When Moreno used his last $300 to start the company, he had a prototype, and a simple website. Knowing he wanted pricing to stay low, he decided to sell exclusively online. According to Garrett, part of what attracted him to the company was that the team was unafraid to try everything in their power to get as many eyes on Hawkers as possible while shying away from traditional wholesale. «Because we had $300 when we started the company, we never looked at anything as a failure because no matter how big the company grows, if we were to shut down tomorrow, we only lost a few hundred dollars,» Moreno tells me.
The team includes some of Moreno’s close friends and family with tech backgrounds, who advised him to purchase Facebook ads across many verticals. According to Moreno, at the time Facebook ads were getting a lot of negative press so testing out the algorithm as fast as they could to see what would generate the most sales seemed completely reckless. But they did it anyway. The «spray and pray»approach rarely works, but within weeks the Hawkers social media pages were exploding, sales began to skyrocket, and customer acquisition was pennies on the dollar.
Transparency will create an army of followers.
While I was surprised at the quality myself, Alex Moreno and his L.A.-based partner, Caleb Garrett, agree that their continued success is because they «keep things simple and transparent for the customer,» meaning their voice and message are consistently carried out through all client facing channels. According to Garrett, who has invested in a variety of Millennial-focused companies, including L.A.-based Saucey, the companies and brands you align with also play a large role. Hawkers partnerships include Facebook, Paypal, DOPE, Saucey, and others. Because of their explosive and no-holds-barred outlook on Facebook ad trial-and-error, they quickly became one of the highest-performing companies on Facebook, granting them an invitation to speak at the Facebook campus as a case study.

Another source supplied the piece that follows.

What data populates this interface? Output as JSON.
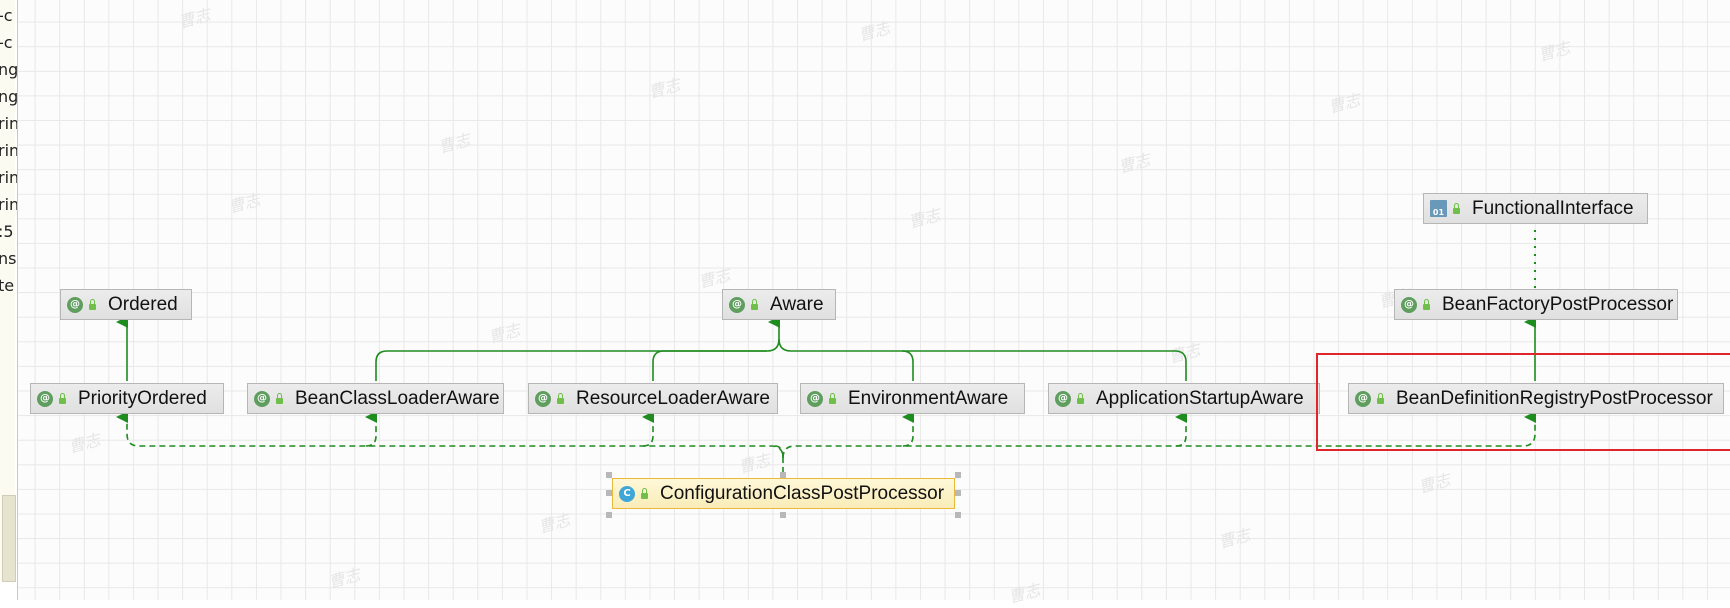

Going all-in and paying obsessive detail to the price of acquisition per customer is something anyone can do, according to Moreno, but I’m not convinced that any company can pull this off. However, I do think they have proven that Millennials are becoming increasingly aware of companies’ margins, and while they will pay slightly more for something on-demand, they may not for a product with insanely high margins knowing they can purchase a cool alternative elsewhere.